Des macaques peuvent vivre jusqu’à deux ans avec des reins de porc génétiquement modifiés
Selon des chercheurs, un macaque ayant reçu un rein de porc génétiquement modifié a survécu pendant plus de 2 ans, ce qui constitue une étape clé dans l’utilisation d’organes d’animaux transplantés chez les humains.
Image d’entête : une équipe du Centre médical de l’Université du Maryland a transplanté pour la première fois un cœur de porc dans une personne vivante en janvier 2022. (Université du Maryland School Of Medicine/ ZUMA)
Comme l’indique une étude publiée la semaine dernière (lien plus bas), les chercheurs ont eu recours à l’édition génétique sur des porcs miniatures pour s’assurer que leurs organes, une fois prélevés, n’hébergeraient pas de virus dormants ou ne seraient pas attaqués par les primates receveurs après la transplantation.
Selon le coauteur de l’étude, Wenning Qin, biologiste moléculaire à la société américaine de biotechnologie eGenesis :
Ces travaux constituent une preuve de principe chez les primates non humains pour affirmer que notre organe est sûr et qu’il permet la vie.
Les scientifiques espèrent que la xénotransplantation, qui consiste à transplanter un organe entre différentes espèces, pourra un jour pallier la pénurie d’organes de donneurs. En France, entre 23 et 25 000 personnes sont inscrites sur la liste d’attente d’organes et aux États-Unis, c’est plus de 100 000 , et quelque 17 personnes meurent chaque jour dans l’attente d’une transplantation.
Heureusement, la science se rapproche. L’année dernière, des médecins ont transplanté un cœur de porc génétiquement modifié dans un être humain vivant, mais le receveur, un homme de 57 ans, est décédé deux mois plus tard. Le mois dernier, un autre homme d’âge moyen a également reçu un cœur de porc. Des résultats similaires ont été obtenus avec des xénotransplantations sur des receveurs humains considérés comme étant en état de mort cérébrale.
Bien que cette dernière recherche soit limitée aux non-humains, la durée de vie post-opératoire des singes est particulièrement prometteuse. Au total, 69 gènes ont été ciblés par les chercheurs, la plupart d’entre eux ayant été modifiés pour s’assurer que le système immunitaire du receveur n’attaquerait pas et ne rejetterait pas l’organe et pour neutraliser les virus dormants enfouis dans le génome du porc. Un traitement médicamenteux a également été administré aux singes afin de “supprimer” leur système immunitaire. L’une des principales innovations de cette étude est l’introduction de gènes humains dans les organes porcins modifiés.

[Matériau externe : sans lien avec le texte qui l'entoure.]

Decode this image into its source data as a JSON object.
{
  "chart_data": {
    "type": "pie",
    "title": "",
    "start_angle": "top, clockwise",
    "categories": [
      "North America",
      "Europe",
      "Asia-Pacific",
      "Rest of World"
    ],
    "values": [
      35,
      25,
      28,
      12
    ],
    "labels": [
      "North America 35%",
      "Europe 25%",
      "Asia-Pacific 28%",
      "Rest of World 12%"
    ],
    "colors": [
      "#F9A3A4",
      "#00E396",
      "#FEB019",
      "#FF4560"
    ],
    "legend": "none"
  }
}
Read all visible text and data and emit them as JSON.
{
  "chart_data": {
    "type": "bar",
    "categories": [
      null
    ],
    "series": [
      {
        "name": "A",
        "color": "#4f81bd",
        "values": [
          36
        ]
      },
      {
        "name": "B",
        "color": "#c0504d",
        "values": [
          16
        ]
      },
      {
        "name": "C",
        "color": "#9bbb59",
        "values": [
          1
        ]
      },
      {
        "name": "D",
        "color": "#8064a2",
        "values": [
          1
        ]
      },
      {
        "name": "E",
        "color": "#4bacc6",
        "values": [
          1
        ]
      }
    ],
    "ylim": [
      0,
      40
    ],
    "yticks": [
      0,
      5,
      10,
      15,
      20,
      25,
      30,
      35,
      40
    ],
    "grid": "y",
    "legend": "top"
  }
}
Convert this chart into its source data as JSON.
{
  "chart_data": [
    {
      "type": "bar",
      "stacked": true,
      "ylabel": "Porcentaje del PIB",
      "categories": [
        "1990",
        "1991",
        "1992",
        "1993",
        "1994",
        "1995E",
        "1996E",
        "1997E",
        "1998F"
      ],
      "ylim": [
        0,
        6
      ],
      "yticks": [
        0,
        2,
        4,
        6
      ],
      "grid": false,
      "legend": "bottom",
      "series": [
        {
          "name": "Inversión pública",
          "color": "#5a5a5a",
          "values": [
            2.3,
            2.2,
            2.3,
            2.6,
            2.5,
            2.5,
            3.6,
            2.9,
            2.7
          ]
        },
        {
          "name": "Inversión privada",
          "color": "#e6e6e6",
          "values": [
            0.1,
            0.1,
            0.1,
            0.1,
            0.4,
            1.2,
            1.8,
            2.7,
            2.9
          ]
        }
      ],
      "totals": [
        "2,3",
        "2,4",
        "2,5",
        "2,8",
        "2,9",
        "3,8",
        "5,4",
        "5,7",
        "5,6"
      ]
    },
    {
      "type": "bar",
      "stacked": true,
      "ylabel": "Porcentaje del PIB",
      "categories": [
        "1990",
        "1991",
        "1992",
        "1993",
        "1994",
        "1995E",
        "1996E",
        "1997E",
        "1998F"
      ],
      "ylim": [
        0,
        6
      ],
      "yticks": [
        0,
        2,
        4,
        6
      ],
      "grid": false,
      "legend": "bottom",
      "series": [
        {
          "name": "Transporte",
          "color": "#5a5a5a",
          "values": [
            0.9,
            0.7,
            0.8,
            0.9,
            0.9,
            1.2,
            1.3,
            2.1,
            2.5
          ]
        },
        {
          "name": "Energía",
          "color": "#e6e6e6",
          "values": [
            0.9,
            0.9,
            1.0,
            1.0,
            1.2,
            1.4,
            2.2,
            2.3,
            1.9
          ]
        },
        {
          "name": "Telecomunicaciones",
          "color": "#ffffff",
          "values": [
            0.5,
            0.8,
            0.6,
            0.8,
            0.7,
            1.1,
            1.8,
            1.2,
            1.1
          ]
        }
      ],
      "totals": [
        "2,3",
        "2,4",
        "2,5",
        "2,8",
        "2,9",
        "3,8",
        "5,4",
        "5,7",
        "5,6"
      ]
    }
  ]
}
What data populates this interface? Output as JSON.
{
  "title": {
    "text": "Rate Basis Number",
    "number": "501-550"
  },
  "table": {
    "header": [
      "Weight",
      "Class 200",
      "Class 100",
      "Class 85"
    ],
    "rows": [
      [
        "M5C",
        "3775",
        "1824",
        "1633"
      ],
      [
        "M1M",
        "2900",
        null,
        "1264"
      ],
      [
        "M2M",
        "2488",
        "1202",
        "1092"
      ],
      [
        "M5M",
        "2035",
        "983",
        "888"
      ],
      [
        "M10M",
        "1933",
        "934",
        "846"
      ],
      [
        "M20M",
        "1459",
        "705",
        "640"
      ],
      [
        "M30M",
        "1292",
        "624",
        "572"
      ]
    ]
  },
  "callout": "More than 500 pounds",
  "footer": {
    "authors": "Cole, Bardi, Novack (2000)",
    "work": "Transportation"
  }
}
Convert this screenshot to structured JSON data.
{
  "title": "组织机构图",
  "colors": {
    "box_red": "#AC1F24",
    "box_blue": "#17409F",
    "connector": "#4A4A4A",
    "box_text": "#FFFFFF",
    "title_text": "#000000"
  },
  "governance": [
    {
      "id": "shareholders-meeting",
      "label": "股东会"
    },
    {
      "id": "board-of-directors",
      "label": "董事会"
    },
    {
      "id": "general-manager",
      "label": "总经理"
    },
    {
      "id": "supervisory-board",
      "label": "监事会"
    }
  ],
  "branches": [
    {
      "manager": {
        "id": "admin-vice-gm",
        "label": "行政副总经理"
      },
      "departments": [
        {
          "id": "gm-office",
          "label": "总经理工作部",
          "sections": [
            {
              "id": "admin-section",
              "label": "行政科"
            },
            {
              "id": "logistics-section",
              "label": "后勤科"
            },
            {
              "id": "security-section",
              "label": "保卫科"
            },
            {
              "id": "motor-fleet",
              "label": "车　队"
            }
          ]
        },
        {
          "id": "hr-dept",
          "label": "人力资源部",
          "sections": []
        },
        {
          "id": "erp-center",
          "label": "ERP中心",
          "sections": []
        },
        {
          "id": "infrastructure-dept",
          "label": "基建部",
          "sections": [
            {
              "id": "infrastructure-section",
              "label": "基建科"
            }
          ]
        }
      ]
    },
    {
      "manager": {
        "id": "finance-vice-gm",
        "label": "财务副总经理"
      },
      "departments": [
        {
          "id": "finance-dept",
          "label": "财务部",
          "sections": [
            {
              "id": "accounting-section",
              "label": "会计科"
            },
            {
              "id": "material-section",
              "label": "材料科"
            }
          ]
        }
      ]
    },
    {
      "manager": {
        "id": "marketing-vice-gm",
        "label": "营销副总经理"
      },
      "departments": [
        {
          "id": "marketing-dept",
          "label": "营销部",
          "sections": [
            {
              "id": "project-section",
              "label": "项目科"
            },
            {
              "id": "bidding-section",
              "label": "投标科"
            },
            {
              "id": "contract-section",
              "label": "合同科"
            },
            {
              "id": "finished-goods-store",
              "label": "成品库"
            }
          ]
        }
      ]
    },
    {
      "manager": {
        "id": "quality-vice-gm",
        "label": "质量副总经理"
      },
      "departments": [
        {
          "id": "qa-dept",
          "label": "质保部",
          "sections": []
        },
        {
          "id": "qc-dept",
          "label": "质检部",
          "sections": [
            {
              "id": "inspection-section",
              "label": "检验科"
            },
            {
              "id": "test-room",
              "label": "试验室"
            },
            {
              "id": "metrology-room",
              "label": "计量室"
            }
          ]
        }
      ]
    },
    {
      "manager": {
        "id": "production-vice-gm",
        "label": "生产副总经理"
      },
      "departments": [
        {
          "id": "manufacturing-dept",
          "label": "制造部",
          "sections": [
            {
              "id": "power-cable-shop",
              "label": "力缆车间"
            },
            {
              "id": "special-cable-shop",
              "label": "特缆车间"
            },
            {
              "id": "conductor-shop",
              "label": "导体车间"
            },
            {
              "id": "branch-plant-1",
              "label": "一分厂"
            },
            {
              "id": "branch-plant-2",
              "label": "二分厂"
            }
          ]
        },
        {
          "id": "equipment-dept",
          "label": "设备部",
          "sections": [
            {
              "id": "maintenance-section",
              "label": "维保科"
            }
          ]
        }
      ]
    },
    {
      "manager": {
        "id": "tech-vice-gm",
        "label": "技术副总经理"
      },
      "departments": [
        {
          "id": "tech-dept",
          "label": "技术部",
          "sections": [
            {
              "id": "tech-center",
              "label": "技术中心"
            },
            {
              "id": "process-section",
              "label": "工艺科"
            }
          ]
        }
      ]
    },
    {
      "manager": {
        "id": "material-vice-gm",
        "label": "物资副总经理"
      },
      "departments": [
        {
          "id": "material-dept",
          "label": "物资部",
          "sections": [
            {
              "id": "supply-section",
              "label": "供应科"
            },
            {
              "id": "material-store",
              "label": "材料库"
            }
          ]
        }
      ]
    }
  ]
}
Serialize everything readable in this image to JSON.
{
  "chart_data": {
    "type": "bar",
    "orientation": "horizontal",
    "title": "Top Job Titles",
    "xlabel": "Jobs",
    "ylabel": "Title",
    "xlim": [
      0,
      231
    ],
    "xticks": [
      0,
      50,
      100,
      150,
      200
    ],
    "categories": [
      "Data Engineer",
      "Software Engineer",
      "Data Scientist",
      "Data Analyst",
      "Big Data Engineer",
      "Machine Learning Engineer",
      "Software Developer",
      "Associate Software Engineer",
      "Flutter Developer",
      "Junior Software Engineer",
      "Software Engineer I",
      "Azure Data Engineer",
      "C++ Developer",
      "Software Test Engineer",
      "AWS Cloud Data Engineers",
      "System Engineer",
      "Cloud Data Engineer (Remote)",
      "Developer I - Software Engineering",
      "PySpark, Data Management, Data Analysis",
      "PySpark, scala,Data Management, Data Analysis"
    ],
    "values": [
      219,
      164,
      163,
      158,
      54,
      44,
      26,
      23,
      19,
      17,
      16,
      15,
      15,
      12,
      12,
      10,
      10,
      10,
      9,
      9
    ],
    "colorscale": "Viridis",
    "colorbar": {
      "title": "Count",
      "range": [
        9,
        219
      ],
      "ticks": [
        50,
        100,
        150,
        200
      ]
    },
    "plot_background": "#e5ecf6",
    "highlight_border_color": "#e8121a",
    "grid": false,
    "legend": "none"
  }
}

Dans les expériences des chercheurs, les 21 singes transplantés avec des reins qui n’avaient pas été modifiés pour contenir des gènes humains n’ont survécu en moyenne que 24 jours, et pas plus de 50. En revanche, avec les reins contenant des gènes humains, les singes ont survécu en moyenne 176 jours. Cinq de ces 15 singes ont vécu plus d’un an, et l’un d’entre eux deux ans.
Alors que d’autres expériences de xénotransplantation ont utilisé des porcs ordinaires pour produire des organes, les chercheurs ont eu recours à des porcs miniatures dans le cadre de cet essai.
Muhammad Mohiuddin, chirurgien spécialiste de la xénotransplantation à la faculté de médecine de l’université du Maryland (Etats-Unis), a expliqué qu’il s’agissait d’un changement notable par rapport à la pratique courante, qui permet d’éviter la nécessité de modifier génétiquement des organes de porcs de taille normale pour les empêcher de croître trop rapidement dans l’organisme du receveur.
Les spécialistes demandent de la patience et certains non inclus dans cette recherche précisent que la durée de survie du singe n’était pas « étonnamment meilleure que ce qui avait été observé auparavant avec beaucoup moins de modifications génétiques ».
L’étude publiée dans Nature : Design and testing of a humanized porcine donor for xenotransplantation et présentée dans cette même revue : Monkey survives for two years after gene-edited pig-kidney transplant et sur le site de la société eGenesis : eGenesis Announces Publication in Nature of Landmark Preclinical Data Demonstrating Long-Term Survival with Genetically Engineered Porcine Kidneys.